Nothing rivals jobs and the economy as a concern: It is the priority of 36 percent. The only other priority issues in double digits are taxes, 14 percent, and education, 11 percent.
“Gov. Dannel Malloy gets great marks for his handling of the snowstorms, but low marks for voter priorities, the economy and jobs, taxes, education and the budget,” said Douglas Schwartz, the poll’s director.
Eighty-six percent approve of the governor’s leadership during the state’s long run of winter storms.
By wide margins, voters disapprove of Malloy’s handling of their top two priorities: economy and jobs (33 percent approve, 60 percent disapprove) and taxes (29 percent to 63 percent.)

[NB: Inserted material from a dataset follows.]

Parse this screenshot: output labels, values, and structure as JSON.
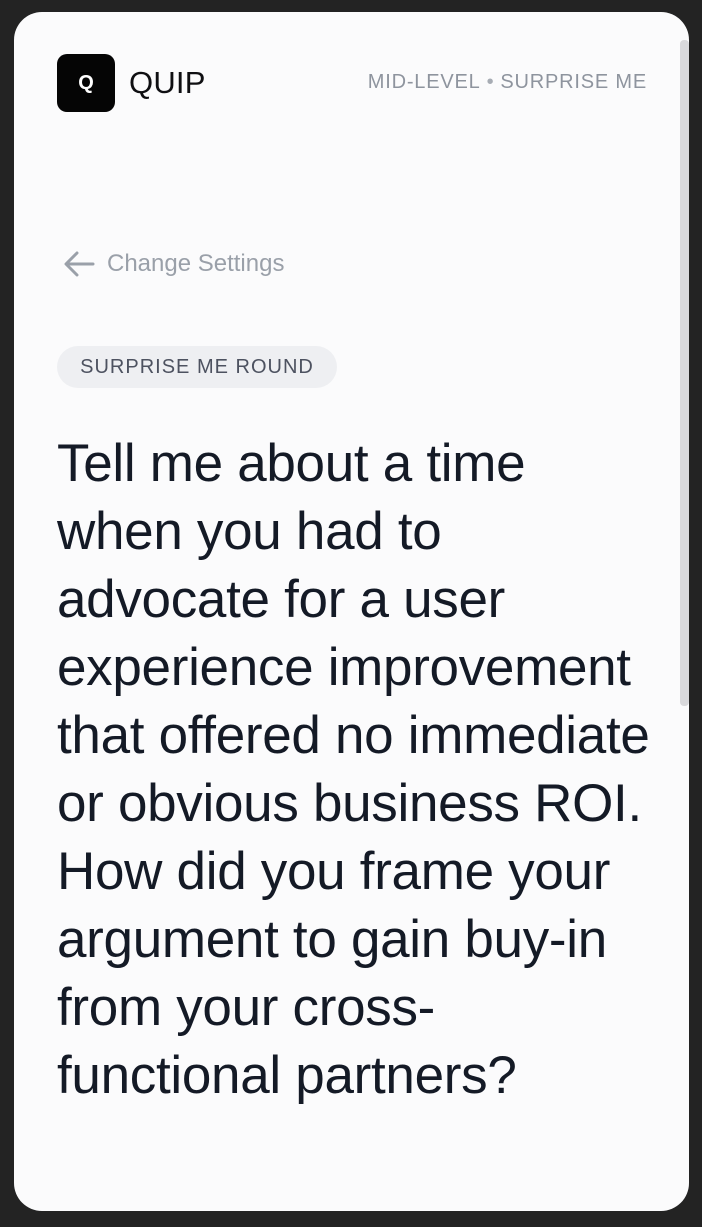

Fifty-seven percent say Malloy’s economic policies have made no difference in their lives, while 36 percent say they hurt and 6 percent say they helped.
They are divided on his handling of education (41 percent to 43 percent), though the poll does not explore views on specific education issues, such as teacher evaluations or curriculum standards. He gets bad marks on the budget (37 percent to 53 percent).
Nearly a year after the passage of bipartisan gun control legislation strongly favored by the governor, voters approve of his handling of the issue, though narrowly, 47 percent to 43 percent.
The poll shows a deep partisan divided on his gun policy: 70 percent of Democrats approve of Malloy’s handling of the issue, 72 percent of Republicans disapprove, and independents are split.
Asked if they support or oppose the state’s new strict gun laws, 57 percent support and 39 percent oppose, nearly identical to the results of a Quinnipiac poll in June.
Again, the question found a deep partisan divide: 80 percent of Democrats and 55 percent of independents support the new law, while 63 percent of Republicans oppose it.
Only 2 percent identified guns as a priority.
Voters remain evenly divided on a law that passed in 2012 with Malloy’s support that repeals capital punishment for future crimes and replaces it with a maximum sentence of life in prison without parole.
The polling results follow the release Tuesday of data on the 2014 election that shows Malloy in a dead heat with Republican Tom Foley, his opponent from 2010 and the leader in a five-candidate field for the GOP nomination.
The poll is based on a random telephone survey of 1,878 voters conducted Feb. 26 to March 2. It has a margin of error of plus or minus 2.3 percentage points.